What TensorFlow's high-level Estimator API does, why you'd use it, and how to train a model with pre-made estimators, input functions, feature columns, and training.

TensorFlow is one of the most popular machine learning libraries out there. It's one of the few frameworks that lets you work at both the lowest and highest abstraction of machine learning. You can do useful ML using high-level APIs that handle everything, or you can build a custom model from the ground up, controlling everything from model architecture to training loops.

You can find and run a complete working example of the code snippets on Kaggle.

What is TensorFlow Estimator?

Similar to Keras's Model API, TensorFlow Estimator is a high-level API that encapsulates training, evaluation, prediction, and serving. In other words, you don't have to write training, evaluation, or prediction loops, the estimator does it all for you. It also gives you a reusable model that you can save to or load from anywhere.

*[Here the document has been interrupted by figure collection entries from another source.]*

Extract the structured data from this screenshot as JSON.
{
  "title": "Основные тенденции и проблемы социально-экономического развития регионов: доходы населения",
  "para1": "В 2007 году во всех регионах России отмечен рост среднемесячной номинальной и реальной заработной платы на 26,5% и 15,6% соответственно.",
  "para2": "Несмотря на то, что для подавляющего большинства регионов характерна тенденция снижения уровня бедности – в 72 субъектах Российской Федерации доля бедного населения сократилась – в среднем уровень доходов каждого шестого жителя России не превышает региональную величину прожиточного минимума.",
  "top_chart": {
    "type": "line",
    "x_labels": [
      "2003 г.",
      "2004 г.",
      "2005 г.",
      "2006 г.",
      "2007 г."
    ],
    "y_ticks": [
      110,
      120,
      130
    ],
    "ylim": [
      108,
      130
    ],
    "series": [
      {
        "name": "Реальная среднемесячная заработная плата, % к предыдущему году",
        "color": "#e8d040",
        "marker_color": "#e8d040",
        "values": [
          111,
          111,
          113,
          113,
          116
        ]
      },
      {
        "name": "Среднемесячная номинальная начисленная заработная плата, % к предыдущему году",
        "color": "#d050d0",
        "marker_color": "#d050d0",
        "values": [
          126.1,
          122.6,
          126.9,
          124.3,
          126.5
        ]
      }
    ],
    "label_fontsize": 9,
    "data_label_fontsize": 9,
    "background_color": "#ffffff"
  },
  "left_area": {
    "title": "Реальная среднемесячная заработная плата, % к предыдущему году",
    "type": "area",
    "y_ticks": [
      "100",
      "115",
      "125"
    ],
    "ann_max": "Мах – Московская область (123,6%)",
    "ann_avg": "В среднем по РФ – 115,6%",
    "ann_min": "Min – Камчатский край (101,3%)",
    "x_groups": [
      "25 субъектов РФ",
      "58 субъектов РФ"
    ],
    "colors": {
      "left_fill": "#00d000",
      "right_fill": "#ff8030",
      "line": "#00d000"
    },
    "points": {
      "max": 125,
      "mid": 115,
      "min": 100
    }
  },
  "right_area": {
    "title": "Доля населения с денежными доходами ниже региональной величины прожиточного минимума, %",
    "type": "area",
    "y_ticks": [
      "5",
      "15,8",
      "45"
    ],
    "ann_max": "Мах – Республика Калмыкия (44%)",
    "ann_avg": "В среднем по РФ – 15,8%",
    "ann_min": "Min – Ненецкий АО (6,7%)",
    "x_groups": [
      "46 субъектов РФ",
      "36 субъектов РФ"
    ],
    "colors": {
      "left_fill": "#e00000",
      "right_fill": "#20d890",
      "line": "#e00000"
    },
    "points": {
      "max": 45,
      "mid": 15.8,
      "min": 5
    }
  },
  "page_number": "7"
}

Why use the Estimator API?

Estimator is an easy-to-use API that handles a lot of complexity for you but still provides enough customization opportunities. You can design your model once and it will run seamlessly on your local machine, with or without GPUs, as well as on a multi-server distributed environment with GPUs and TPUs.

It safely runs a distributed training loop that takes care of loading data, checkpoints, and writing summaries for TensorBoard.

How does it work?

The Estimator API allows you to use pre-made as well as custom estimators. I'll go through working with pre-made estimators here and leave custom estimators for another time.

You can make any pre-made estimator work by going through the following steps.

a. Dataset input functions

These functions take in a dataset and return feature dictionaries and labels. A feature dictionary is a mapping of feature name to feature value in a dataset.

def make_input_fn(df, epochs=500, shuffle=True, batch_size=32):
    df = df.copy()
    labels = df.pop('AveragePrice')  # extract label from dataframe
    def input_function():
        # create dataset from in-memory pandas dataframe
        dataset = tf.data.Dataset.from_tensor_slices((dict(df), labels))
        if shuffle:
            dataset = dataset.shuffle(buffer_size=len(df))
        dataset = dataset.batch(batch_size).repeat(epochs)
        return dataset
    return input_function
 
train_input_fn = make_input_fn(train_df)
eval_input_fn = make_input_fn(eval_df, epochs=1, shuffle=False)

In the example above, make_input_fn is an input-function creator, as it returns input_function, which is the actual dataset input function.

b. Define feature columns

In the second step we create a list of all feature columns we wish to train our model on. It defines all features as tf.feature_column, which require a feature name and optionally a datatype and a preprocessing function.

DENSE_COLUMNS = ['Total_Bags', 'Small_Bags', 'Large_Bags', 'XLarge_Bags']
SPARSE_COLUMNS = ['type', 'year', 'region']
 
feature_columns = []
for feature in DENSE_COLUMNS:
    feature_columns.append(tf.feature_column.numeric_column(feature))
for feature in SPARSE_COLUMNS:
    vocab = data[feature].unique()
    categorical_feature = tf.feature_column.categorical_column_with_vocabulary_list(feature, vocab)
    feature_columns.append(tf.feature_column.indicator_column(categorical_feature))

In this example I have a dataset with some dense (continuous) and some sparse (categorical) features. For each feature type, a tf.feature_column is created and added to the feature_columns list. Our model will then use this list to process actual data from the dataset.

c. Instantiate the estimator and train

There are many pre-made estimators available. You just pass feature columns to one, and you're good to go. If you need to perform parameter tuning, you can pass those arguments as well. To start training, just call train on your estimator and pass your dataset input function as an argument.

linear_regressor = tf.estimator.LinearRegressor(
    feature_columns=feature_columns,
    model_dir=output_dir
)
linear_regressor.train(train_input_fn)

That's all! Your model will start training and keep saving model checkpoints and summaries in output_dir. You can also point TensorBoard to this directory to monitor training.

TensorFlow comes packaged with TensorBoard, an awesome tool for visualizing different model metrics.